Esta semana, a Brotéria traz uma recensão aos dois volumes da série A Persistência da Obra, pela mão de João Sarmento, sj. Uma coleção de ensaios sobre o lugar e papel da arte no advento da modernidade.

Esta semana, a Brotéria traz uma recensão aos dois volumes da série A Persistência da Obra, pela mão de João Sarmento, sj. Uma coleção de ensaios sobre o lugar e papel da arte no advento da modernidade.

A pertinência dos dois volumes da Persistência da Obra não tem paralelo no panorama editorial da área. Entre os dois tomos, transcorreram nove anos de trabalho colaborativo, onde vários especialistas de diferentes nacionalidades protagonizaram a tecelagem de uma enorme rede conceptual em torno de um sugestivo centro: a questão da persistência da obra. Este problema elenca a pluralidade das polémicas acerca da produção de/em arte desde o advento da sua autonomização, mas explora de forma particular os contornos desta questão no contexto da arte moderna.

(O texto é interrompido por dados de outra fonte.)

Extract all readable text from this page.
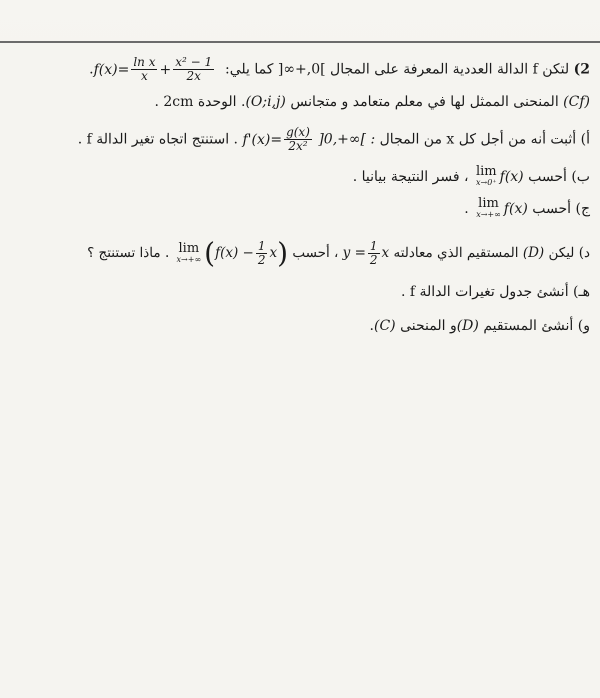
2) لتكن f الدالة العددية المعرفة على المجال ]0,+∞[ كما يلي: $f(x)= \frac{\text{ln x}}{x} + \frac{\text{x² − 1}}{2x}$
.
(Cf) المنحنى الممثل لها في معلم متعامد و متجانس (O;i,j). الوحدة 2cm .
أ) أثبت أنه من أجل كل x من المجال ]0,+∞[ : $f'(x)= \frac{g(x)}{\text{2x²}}$
. استنتج اتجاه تغير الدالة f .
ب) أحسب
lim
x→0⁺ f(x) ، فسر النتيجة بيانيا .
ج) أحسب
lim
x→+∞ f(x) .
د) ليكن (D) المستقيم الذي معادلته $y = \frac{1}{2}$ x ، أحسب
lim
x→+∞ $(f(x) - \frac{1}{2} x)$ . ماذا تستنتج ؟
هـ) أنشئ جدول تغيرات الدالة f .
و) أنشئ المستقيم (D)و المنحنى (C).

Nestas páginas, percebemos a modernidade como lugar das separações essenciais. As disciplinas aparentemente subordinadas começam a encontrar modos independentes de se substanciar. Nesse sentido, dão-se grandes provocações vanguardistas onde se desenham itinerários artísticos que não guardam nenhuma relação com a institucionalização dos poderes da política ou da religião, muito embora estes tenham permanecido como grandes narrativas que procuravam oferecer, no ocidente, uma representação do mundo, constitutiva de cultura. As potências energéticas de uma determinada produção em arte, fizeram persistir um “resto”, onde a obra como tal se constituiu como a natureza mesma da arte moderna. Ou seja, o lugar da obra passa a ser condição de possibilidade do fenómeno artístico, ao mesmo tempo que consuma, precisamente, a sua distinção e afastamento tanto da esfera política como da religiosa. Há, neste sentido, um modelo de «libertação da obra de toda a instrumentalização política e religiosa», que provocou uma reorganização do seu campo de ação. Assim, segundo a perspectiva que estes textos apresentam, dá-se uma necessidade imperativa de “devolução”, de um retorno ao lugar vital de cada uma das dimensões. Neste sentido a «arte persiste na história de cada vez que transcende qualquer determinação ou motivação religiosa» (vol. I p.12). Com efeito, somos alertados para o ponto de que o mecenato, o saber positivista, o poder financeiro e o juízo de gosto criaram contínuas relações de mútuos compromissos e abusos, e por isso há efetivamente uma carência de “libertação”. Porém, juntamente com a explosão das possibilidades emancipadas dos artistas da política e da religião, como realidades autónomas, emergiram com estas, ao longo dos séculos, visíveis degenerações de cada uma dessas grandezas expressas, quer numa arte niilista, com a figura da falsificação do artista e uma produção de “pseudo-arte”, quer num fazer e pensar da polis sobre a égide de uma preocupação hegemónica pelo capitalismo financeiro mundial, quer ainda, num paradigma religioso esvaziado da potência simbólica.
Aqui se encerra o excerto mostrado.